She put on the tattered robe and shuffled into the smaller bathroom. She flipped the wall switch, and waited the few seconds as the humming flourescent flickered on. Just like me…slowly dying. But why bother changing it?

She turned on the tiny black and white television as she walked into the kitchen. She liked the early morning show on the NBC channel, the view through the studio windows of Rockefeller Center, so close to where the boys live. She ran some cold tap water into a small tea kettle, placed it on the electric element, and propped up the kettle handle with a lid of another pot so she wouldn’t burn herself when the water boiled. She picked up the chipped Century Federal Savings Bank mug which she got as a premium when she turned over one of her many CD’s—from a bank long since merged with some other S&L—rinsed it out, and then dropped in the used tea bag from last night.

She sat in the chair at the table, watching the TV set as she waited for the water to boil. When she saw the steam rising from the spout, she got up and poured the hot water into the mug, then grasped the mug to warm her hands. She carried the mug over to the table. She walked back to the refrigerator and pulled out a plastic bag, took out a small piece of bread and placed it in the warmer. She carefully placed the bag back into the fridge and then took out a small tub of cottage cheese. She opened the tub, and reached into it with a spoon to scrape off the green mold on top. The rest is still good, she thought…why waste it? She then spooned a bit of the cottage cheese into a small bowl, sprinkled on some bran and cereal, and carried it back over to the table.

She sat down and once again checked her list of daily things to do, which she had written on the blank side of a small scrap of old bank slip. She opened up several small vials of pills—and took out one for her vertigo, another for her depression, and a third for the thyroid. She pushed aside the tube of ointment that had been prescribed for her rosiola; now she would have to pay for it because the HMO decided they wouldn’t cover anymore since it wasn’t in their formulary any longer. After all, the redness on her nose wasn’t so bad anyway. She swallowed down each of the pills with a sip of the hot tea. It was time to start another day.

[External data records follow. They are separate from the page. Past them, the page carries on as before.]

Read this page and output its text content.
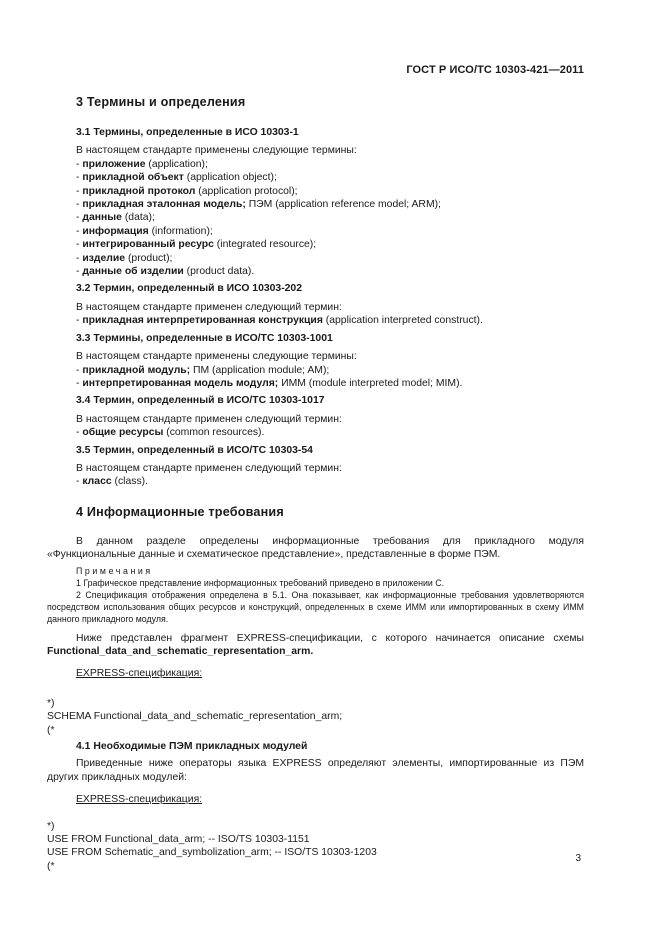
ГОСТ Р ИСО/ТС 10303-421—2011
3 Термины и определения
3.1 Термины, определенные в ИСО 10303-1
В настоящем стандарте применены следующие термины:
- приложение (application);
- прикладной объект (application object);
- прикладной протокол (application protocol);
- прикладная эталонная модель; ПЭМ (application reference model; ARM);
- данные (data);
- информация (information);
- интегрированный ресурс (integrated resource);
- изделие (product);
- данные об изделии (product data).
3.2 Термин, определенный в ИСО 10303-202
В настоящем стандарте применен следующий термин:
- прикладная интерпретированная конструкция (application interpreted construct).
3.3 Термины, определенные в ИСО/ТС 10303-1001
В настоящем стандарте применены следующие термины:
- прикладной модуль; ПМ (application module; AM);
- интерпретированная модель модуля; ИММ (module interpreted model; MIM).
3.4 Термин, определенный в ИСО/ТС 10303-1017
В настоящем стандарте применен следующий термин:
- общие ресурсы (common resources).
3.5 Термин, определенный в ИСО/ТС 10303-54
В настоящем стандарте применен следующий термин:
- класс (class).
4 Информационные требования
В данном разделе определены информационные требования для прикладного модуля «Функциональные данные и схематическое представление», представленные в форме ПЭМ.
Примечания
1 Графическое представление информационных требований приведено в приложении С.
2 Спецификация отображения определена в 5.1. Она показывает, как информационные требования удовлетворяются посредством использования общих ресурсов и конструкций, определенных в схеме ИММ или импортированных в схему ИММ данного прикладного модуля.
Ниже представлен фрагмент EXPRESS-спецификации, с которого начинается описание схемы Functional_data_and_schematic_representation_arm.
EXPRESS-спецификация:
*)
SCHEMA Functional_data_and_schematic_representation_arm;
(*
4.1 Необходимые ПЭМ прикладных модулей
Приведенные ниже операторы языка EXPRESS определяют элементы, импортированные из ПЭМ других прикладных модулей:
EXPRESS-спецификация:
*)
USE FROM Functional_data_arm; -- ISO/TS 10303-1151
USE FROM Schematic_and_symbolization_arm; -- ISO/TS 10303-1203
(*
3
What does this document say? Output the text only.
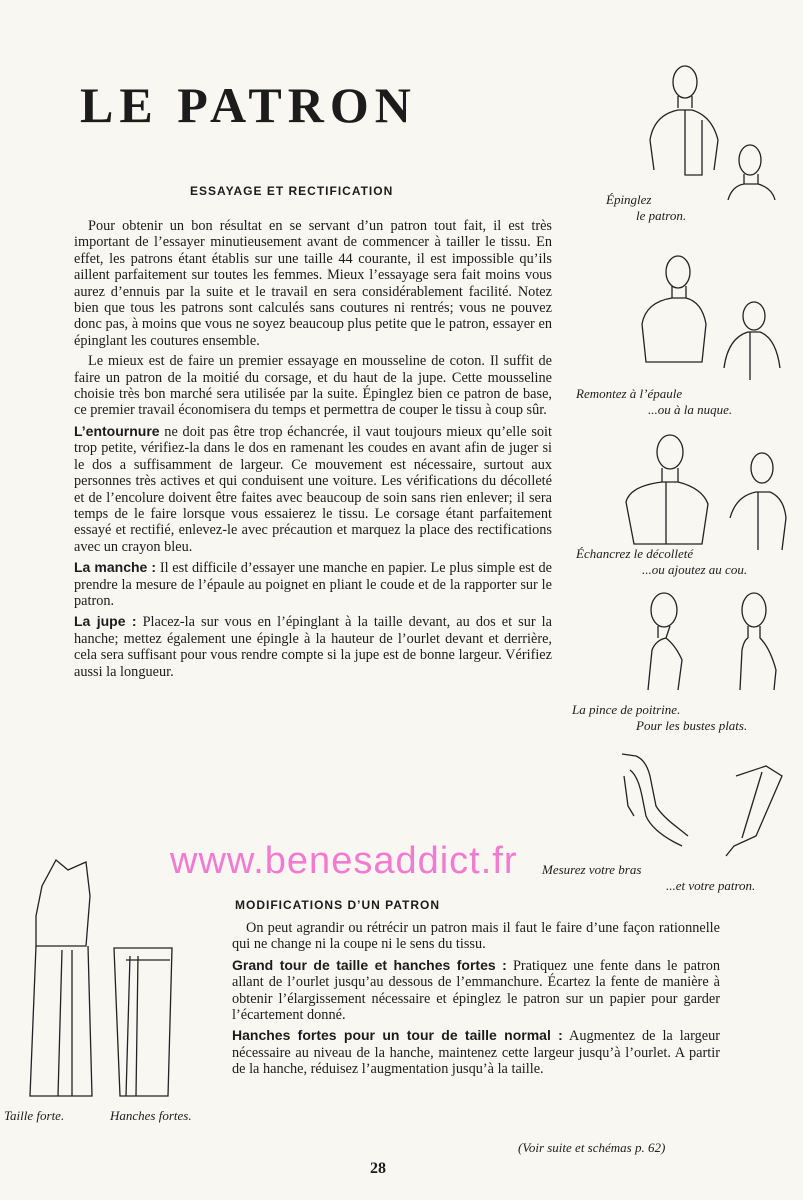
LE PATRON
ESSAYAGE ET RECTIFICATION

Pour obtenir un bon résultat en se servant d’un patron tout fait, il est très important de l’essayer minutieusement avant de commencer à tailler le tissu. En effet, les patrons étant établis sur une taille 44 courante, il est impossible qu’ils aillent parfaitement sur toutes les femmes. Mieux l’essayage sera fait moins vous aurez d’ennuis par la suite et le travail en sera considérablement facilité. Notez bien que tous les patrons sont calculés sans coutures ni rentrés; vous ne pouvez donc pas, à moins que vous ne soyez beaucoup plus petite que le patron, essayer en épinglant les coutures ensemble.

Le mieux est de faire un premier essayage en mousseline de coton. Il suffit de faire un patron de la moitié du corsage, et du haut de la jupe. Cette mousseline choisie très bon marché sera utilisée par la suite. Épinglez bien ce patron de base, ce premier travail économisera du temps et permettra de couper le tissu à coup sûr.

L’entournure ne doit pas être trop échancrée, il vaut toujours mieux qu’elle soit trop petite, vérifiez-la dans le dos en ramenant les coudes en avant afin de juger si le dos a suffisamment de largeur. Ce mouvement est nécessaire, surtout aux personnes très actives et qui conduisent une voiture. Les vérifications du décolleté et de l’encolure doivent être faites avec beaucoup de soin sans rien enlever; il sera temps de le faire lorsque vous essaierez le tissu. Le corsage étant parfaitement essayé et rectifié, enlevez-le avec précaution et marquez la place des rectifications avec un crayon bleu.

La manche : Il est difficile d’essayer une manche en papier. Le plus simple est de prendre la mesure de l’épaule au poignet en pliant le coude et de la rapporter sur le patron.

La jupe : Placez-la sur vous en l’épinglant à la taille devant, au dos et sur la hanche; mettez également une épingle à la hauteur de l’ourlet devant et derrière, cela sera suffisant pour vous rendre compte si la jupe est de bonne largeur. Vérifiez aussi la longueur.

Épinglez

le patron.

Remontez à l’épaule

...ou à la nuque.

Échancrez le décolleté

...ou ajoutez au cou.

La pince de poitrine.

Pour les bustes plats.

Mesurez votre bras

...et votre patron.

www.benesaddict.fr

MODIFICATIONS D’UN PATRON

On peut agrandir ou rétrécir un patron mais il faut le faire d’une façon rationnelle qui ne change ni la coupe ni le sens du tissu.

Grand tour de taille et hanches fortes : Pratiquez une fente dans le patron allant de l’ourlet jusqu’au dessous de l’emmanchure. Écartez la fente de manière à obtenir l’élargissement nécessaire et épinglez le patron sur un papier pour garder l’écartement donné.

Hanches fortes pour un tour de taille normal : Augmentez de la largeur nécessaire au niveau de la hanche, maintenez cette largeur jusqu’à l’ourlet. A partir de la hanche, réduisez l’augmentation jusqu’à la taille.

(Voir suite et schémas p. 62)

Taille forte.	Hanches fortes.

28
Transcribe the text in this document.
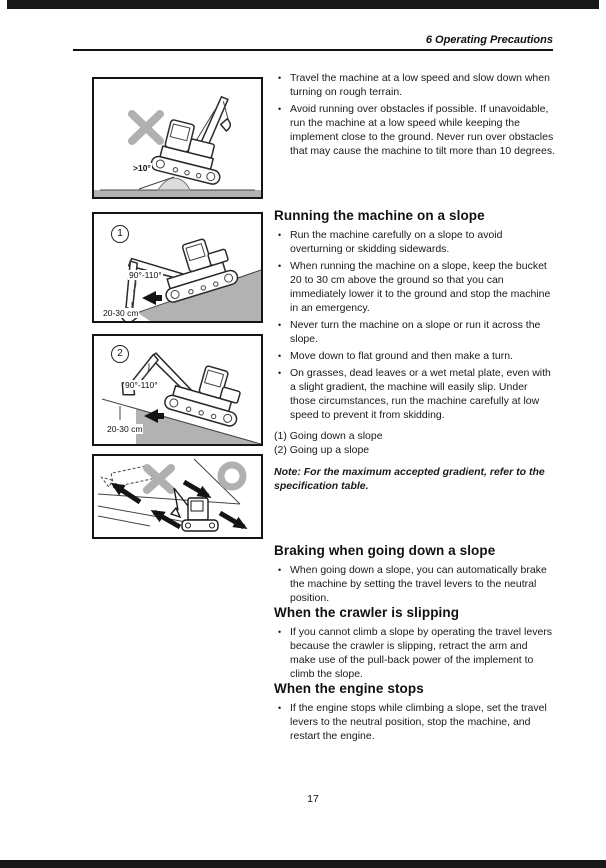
6 Operating Precautions
>10°
1
90°-110°
20-30 cm
2
90°-110°
20-30 cm
• Travel the machine at a low speed and slow down when turning on rough terrain.
• Avoid running over obstacles if possible. If unavoidable, run the machine at a low speed while keeping the implement close to the ground. Never run over obstacles that may cause the machine to tilt more than 10 degrees.
Running the machine on a slope
• Run the machine carefully on a slope to avoid overturning or skidding sidewards.
• When running the machine on a slope, keep the bucket 20 to 30 cm above the ground so that you can immediately lower it to the ground and stop the machine in an emergency.
• Never turn the machine on a slope or run it across the slope.
• Move down to flat ground and then make a turn.
• On grasses, dead leaves or a wet metal plate, even with a slight gradient, the machine will easily slip. Under those circumstances, run the machine carefully at low speed to prevent it from skidding.
(1) Going down a slope
(2) Going up a slope
Note: For the maximum accepted gradient, refer to the specification table.
Braking when going down a slope
• When going down a slope, you can automatically brake the machine by setting the travel levers to the neutral position.
When the crawler is slipping
• If you cannot climb a slope by operating the travel levers because the crawler is slipping, retract the arm and make use of the pull-back power of the implement to climb the slope.
When the engine stops
• If the engine stops while climbing a slope, set the travel levers to the neutral position, stop the machine, and restart the engine.
17
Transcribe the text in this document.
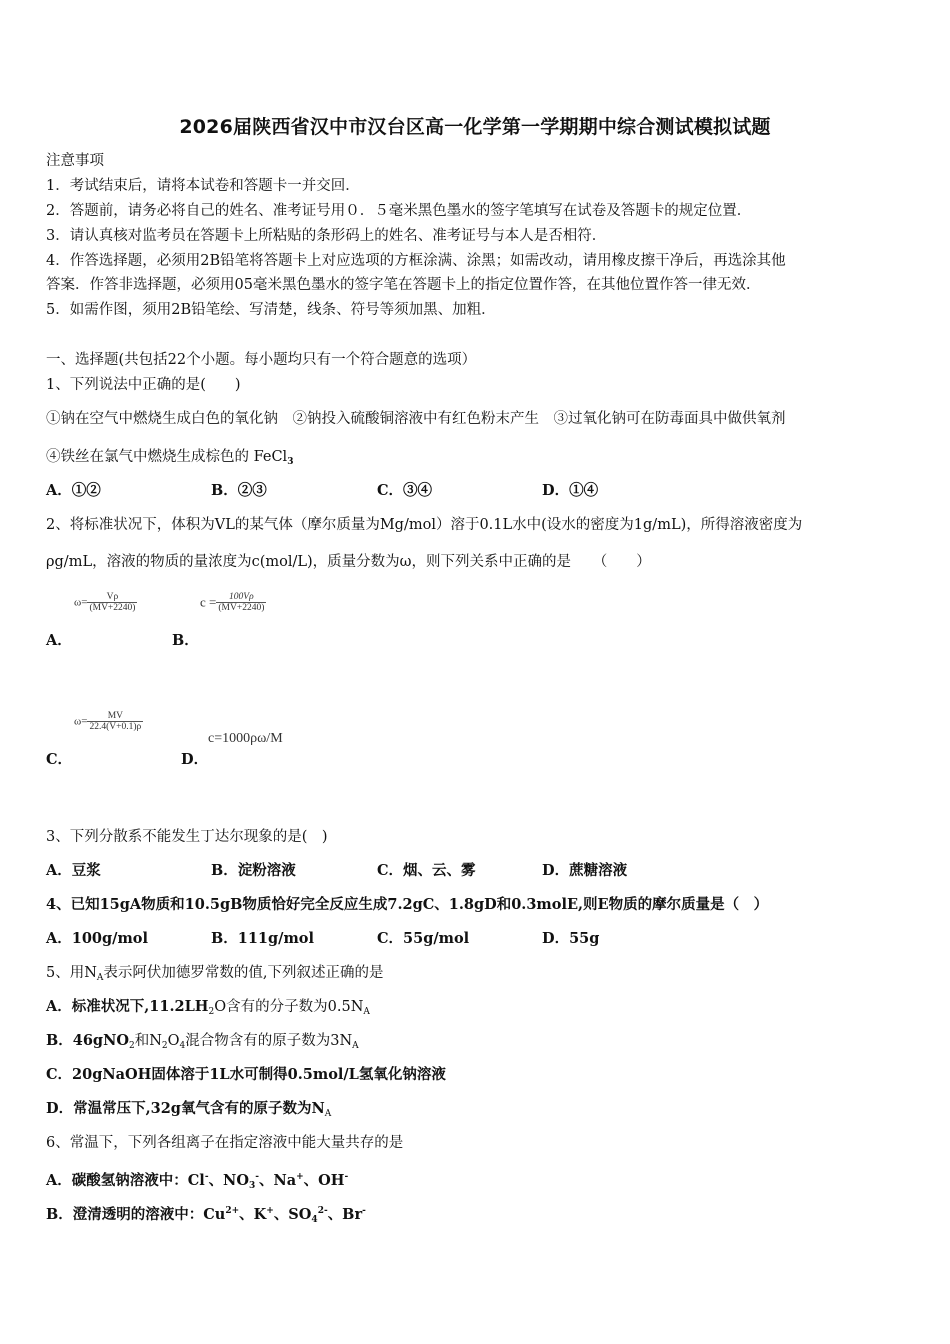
2026届陕西省汉中市汉台区高一化学第一学期期中综合测试模拟试题
注意事项
1．考试结束后，请将本试卷和答题卡一并交回．
2．答题前，请务必将自己的姓名、准考证号用０．５毫米黑色墨水的签字笔填写在试卷及答题卡的规定位置．
3．请认真核对监考员在答题卡上所粘贴的条形码上的姓名、准考证号与本人是否相符．
4．作答选择题，必须用2B铅笔将答题卡上对应选项的方框涂满、涂黑；如需改动，请用橡皮擦干净后，再选涂其他
答案．作答非选择题，必须用05毫米黑色墨水的签字笔在答题卡上的指定位置作答，在其他位置作答一律无效．
5．如需作图，须用2B铅笔绘、写清楚，线条、符号等须加黑、加粗．
一、选择题(共包括22个小题。每小题均只有一个符合题意的选项）
1、下列说法中正确的是(　　)
①钠在空气中燃烧生成白色的氧化钠　②钠投入硫酸铜溶液中有红色粉末产生　③过氧化钠可在防毒面具中做供氧剂
④铁丝在氯气中燃烧生成棕色的 FeCl$_3$
A．①②	B．②③	C．③④	D．①④
2、将标准状况下，体积为VL的某气体（摩尔质量为Mg/mol）溶于0.1L水中(设水的密度为1g/mL)，所得溶液密度为
ρg/mL，溶液的物质的量浓度为c(mol/L)，质量分数为ω，则下列关系中正确的是　　（　　）
$\omega= \frac{V\rho}{(MV+2240)}$	$c = \frac{100V\rho}{(MV+2240)}$
A．	B．
$\omega= \frac{MV}{22.4(V+0.1)\rho}$
c=1000ρω/M
C．	D．
3、下列分散系不能发生丁达尔现象的是(　)
A．豆浆	B．淀粉溶液	C．烟、云、雾	D．蔗糖溶液
4、已知15gA物质和10.5gB物质恰好完全反应生成7.2gC、1.8gD和0.3molE,则E物质的摩尔质量是（　）
A．100g/mol	B．111g/mol	C．55g/mol	D．55g
5、用$N_A$表示阿伏加德罗常数的值,下列叙述正确的是
A．标准状况下$,11.2LH_2O$含有的分子数为$0.5N_A$
B．46gNO$_2$和$N_2O_4$混合物含有的原子数为$3N_A$
C．20gNaOH固体溶于1L水可制得0.5mol/L氢氧化钠溶液
D．常温常压下,32g氧气含有的原子数为$N_A$
6、常温下，下列各组离子在指定溶液中能大量共存的是
A．碳酸氢钠溶液中：Cl-、$NO_3^-$、Na+、OH-
B．澄清透明的溶液中：$Cu^{2+}$、K+、$SO_4^{2-}$、Br-
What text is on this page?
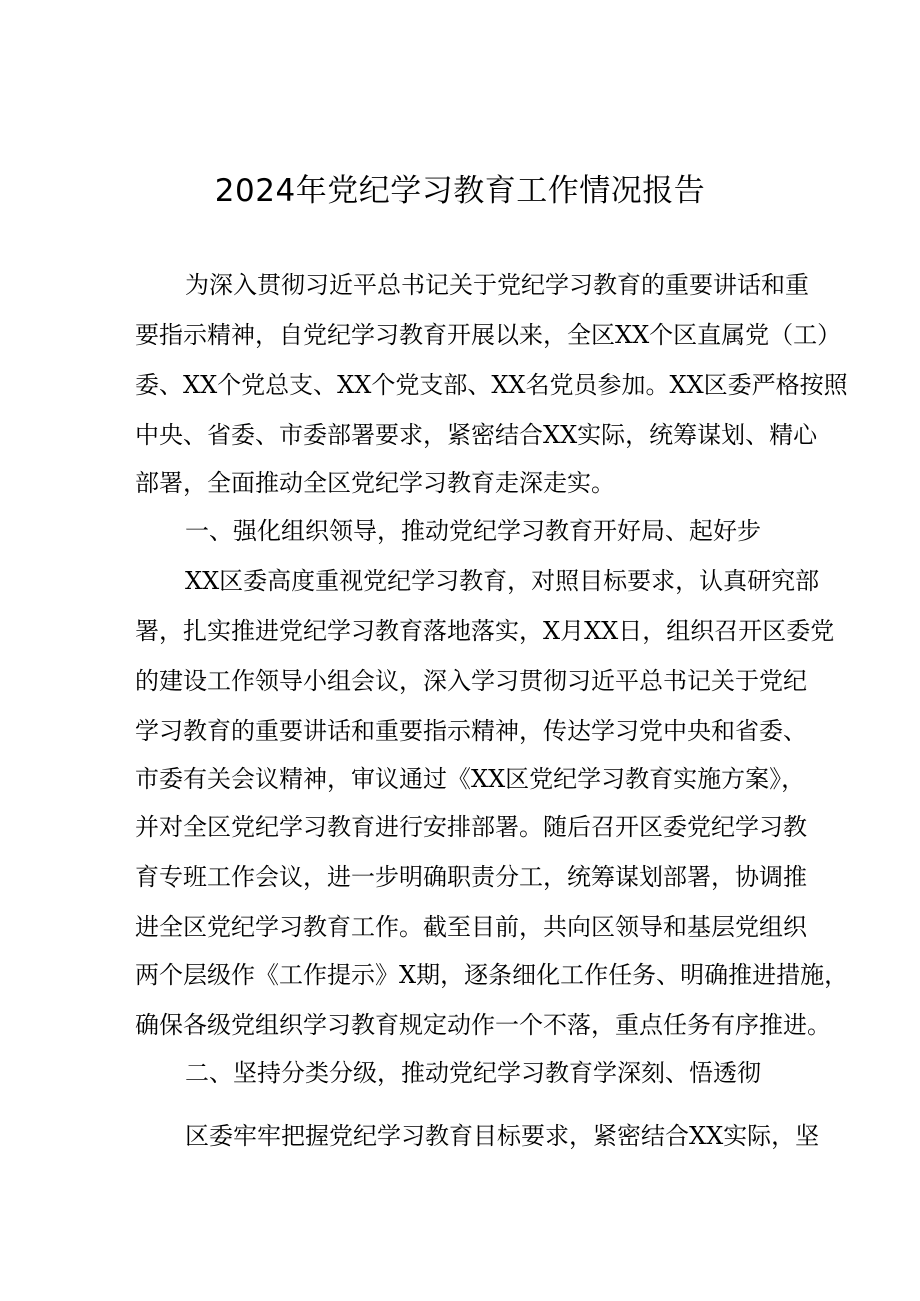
2024年党纪学习教育工作情况报告
为深入贯彻习近平总书记关于党纪学习教育的重要讲话和重
要指示精神，自党纪学习教育开展以来，全区XX个区直属党（工）
委、XX个党总支、XX个党支部、XX名党员参加。XX区委严格按照
中央、省委、市委部署要求，紧密结合XX实际，统筹谋划、精心
部署，全面推动全区党纪学习教育走深走实。
一、强化组织领导，推动党纪学习教育开好局、起好步
XX区委高度重视党纪学习教育，对照目标要求，认真研究部
署，扎实推进党纪学习教育落地落实，X月XX日，组织召开区委党
的建设工作领导小组会议，深入学习贯彻习近平总书记关于党纪
学习教育的重要讲话和重要指示精神，传达学习党中央和省委、
市委有关会议精神，审议通过《XX区党纪学习教育实施方案》，
并对全区党纪学习教育进行安排部署。随后召开区委党纪学习教
育专班工作会议，进一步明确职责分工，统筹谋划部署，协调推
进全区党纪学习教育工作。截至目前，共向区领导和基层党组织
两个层级作《工作提示》X期，逐条细化工作任务、明确推进措施，
确保各级党组织学习教育规定动作一个不落，重点任务有序推进。
二、坚持分类分级，推动党纪学习教育学深刻、悟透彻
区委牢牢把握党纪学习教育目标要求，紧密结合XX实际，坚
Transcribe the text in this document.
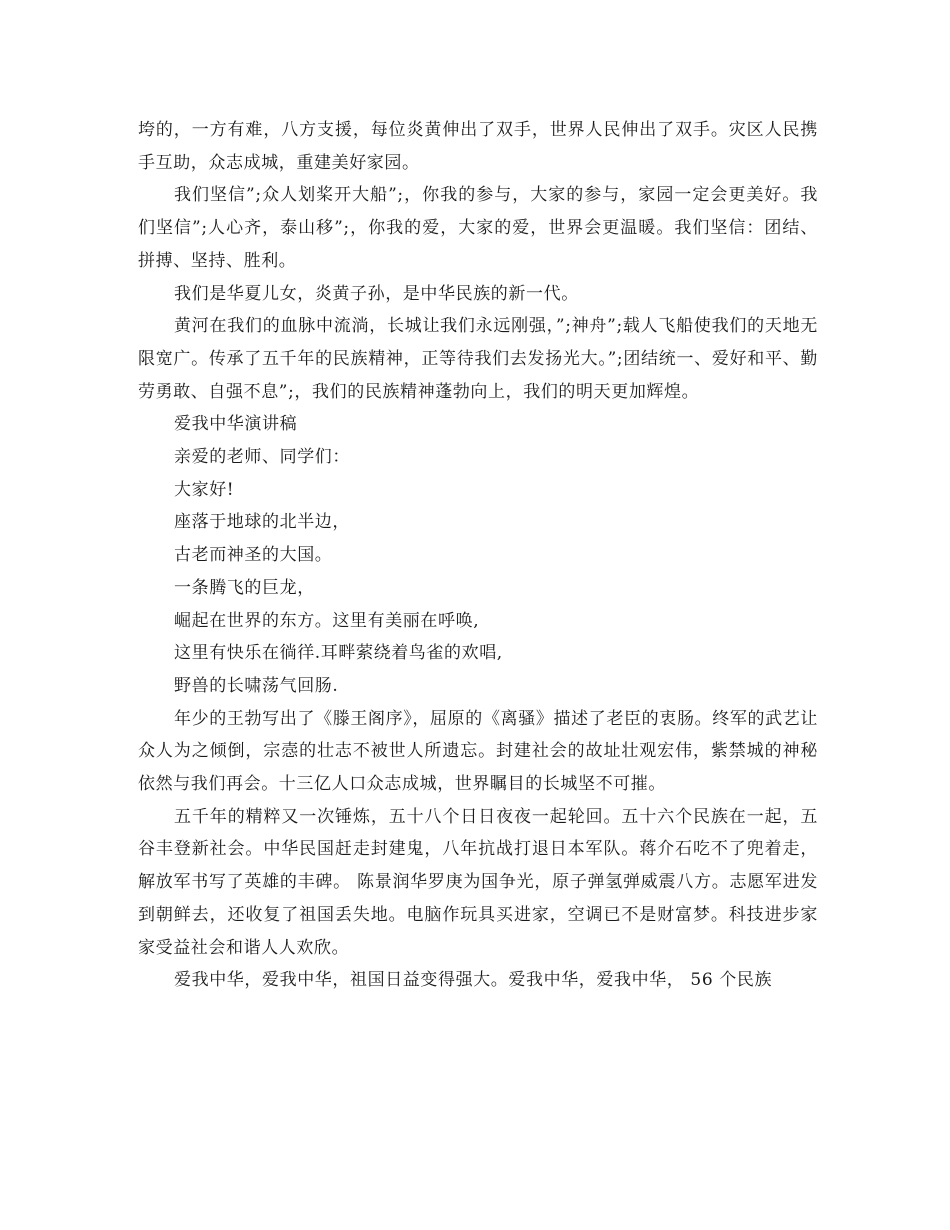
垮的，一方有难，八方支援，每位炎黄伸出了双手，世界人民伸出了双手。灾区人民携手互助，众志成城，重建美好家园。

我们坚信”;众人划桨开大船”;，你我的参与，大家的参与，家园一定会更美好。我们坚信”;人心齐，泰山移”;，你我的爱，大家的爱，世界会更温暖。我们坚信：团结、拼搏、坚持、胜利。

我们是华夏儿女，炎黄子孙，是中华民族的新一代。

黄河在我们的血脉中流淌，长城让我们永远刚强，”;神舟”;载人飞船使我们的天地无限宽广。传承了五千年的民族精神，正等待我们去发扬光大。”;团结统一、爱好和平、勤劳勇敢、自强不息”;，我们的民族精神蓬勃向上，我们的明天更加辉煌。

爱我中华演讲稿

亲爱的老师、同学们：

大家好!

座落于地球的北半边，

古老而神圣的大国。

一条腾飞的巨龙，

崛起在世界的东方。这里有美丽在呼唤,

这里有快乐在徜徉.耳畔萦绕着鸟雀的欢唱,

野兽的长啸荡气回肠.

年少的王勃写出了《滕王阁序》，屈原的《离骚》描述了老臣的衷肠。终军的武艺让众人为之倾倒，宗悫的壮志不被世人所遗忘。封建社会的故址壮观宏伟，紫禁城的神秘依然与我们再会。十三亿人口众志成城，世界瞩目的长城坚不可摧。

五千年的精粹又一次锤炼，五十八个日日夜夜一起轮回。五十六个民族在一起，五谷丰登新社会。中华民国赶走封建鬼，八年抗战打退日本军队。蒋介石吃不了兜着走，解放军书写了英雄的丰碑。 陈景润华罗庚为国争光，原子弹氢弹威震八方。志愿军进发到朝鲜去，还收复了祖国丢失地。电脑作玩具买进家，空调已不是财富梦。科技进步家家受益社会和谐人人欢欣。

爱我中华，爱我中华，祖国日益变得强大。爱我中华，爱我中华， 56 个民族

Thirteen hundred miles away, her son lay on his side of the large bed with his eyes closed, knowing that a return to sleep would not come easy. He tentatively opened his eyes the to check the time on the clock radio. The red numerals, 5:57, stared back at him without the feelings of angst, without the self-accusation and self-doubt, and without the constant vague ominousness that woke him in the first place. Groggily, he searched for the tiny earphone attached to the transistor radio that always somehow got stuck under his body, or under the pillow, and placed it into his right ear while burying the left side of his face into the pillow.

He listened to the news radio station for a while, interspersed by the occasional muffled sound of his wife’s snores. Several times, he reached over to nudge her, to alter her breathing pattern, to stop her loud snoring, for he was a light sleeper and feared that he would never fall back to sleep. Several times, he just wanted to hold her, to be comforted by her, to have someone or something else magically fight off the demons that plagued him and laughed at him and tortured him in the night. Finally, with a sigh, he turned over on his right side, changed earphone ears, reached under the blankets, and gently placed his left hand on his wife’s shoulder. He lay awake, and felt his heart beating in his chest.

Up to the beginning of the story

February 11, 1998…Copyright © 1998, Lloyd B. Abrams
Email to me graphic Please send email to me.   I would appreciate any comments!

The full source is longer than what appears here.